Distributed Set-Membership Fusion Filtering for Nonlinear 2-D Systems Over Sensor Networks: An Encoding–Decoding Scheme
针对传感器网络上受有界噪声影响的非线性二维时变系统,提出一种带对数型编解码机制的分布式集员融合滤波方法,通过局部滤波和椭球融合规则得到全局更小的状态估计集,并求解滤波器参数与融合权重。
In this article, the distributed set-membership fusion filtering problem is investigated for a class of nonlinear 2-D shift-varying systems subject to unknown-but-bounded noises over sensor networks. The sensors are communicated with their neighbors according to a given topology through wireless networks of limited bandwidth. With the purpose of relieving the communication burden as well as enhancing the transmission security, a logarithmic-type encoding-decoding mechanism is introduced for each sensor node so as to encode the transmitted data with a finite number of bits. A distributed set-membership filter is designed to determine the local ellipsoidal set that contains the system state by only utilizing the data from the local sensor node and its neighbors, where the proposed filter scheme is truly distributed with desirable scalability.

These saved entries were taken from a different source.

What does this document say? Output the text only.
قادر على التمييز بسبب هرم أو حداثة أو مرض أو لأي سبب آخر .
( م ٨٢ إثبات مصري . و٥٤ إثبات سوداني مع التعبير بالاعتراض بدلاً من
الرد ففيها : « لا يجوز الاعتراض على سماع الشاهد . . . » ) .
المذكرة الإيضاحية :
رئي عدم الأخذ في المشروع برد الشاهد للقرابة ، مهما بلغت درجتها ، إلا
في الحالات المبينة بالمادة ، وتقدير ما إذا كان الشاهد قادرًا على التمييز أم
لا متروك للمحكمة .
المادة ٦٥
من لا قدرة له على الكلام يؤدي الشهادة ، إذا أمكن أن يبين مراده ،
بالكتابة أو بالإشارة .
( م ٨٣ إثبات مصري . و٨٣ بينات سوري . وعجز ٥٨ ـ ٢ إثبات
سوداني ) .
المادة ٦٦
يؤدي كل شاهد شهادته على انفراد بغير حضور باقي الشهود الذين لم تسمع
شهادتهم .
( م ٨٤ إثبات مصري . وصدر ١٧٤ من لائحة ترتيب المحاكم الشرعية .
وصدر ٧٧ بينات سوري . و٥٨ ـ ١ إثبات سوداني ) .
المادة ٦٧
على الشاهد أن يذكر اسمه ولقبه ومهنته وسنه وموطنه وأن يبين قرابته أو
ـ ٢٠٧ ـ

Then, a new ellipsoid-based fusion rule is developed for the designed set-membership filters in order to form the fused ellipsoidal set that has a globally smaller volume than all local ellipsoidal sets. With the aid of the mathematical induction technique, the set theory, and the convex optimization approach, sufficient conditions are derived for the existence of the desired distributed set-membership filters and the fusion weights. Then, the filter parameters and the fusion weights are acquired by solving a set of constrained optimization problems. Finally, an illustrative example is given to demonstrate the effectiveness of the proposed fusion filtering algorithm.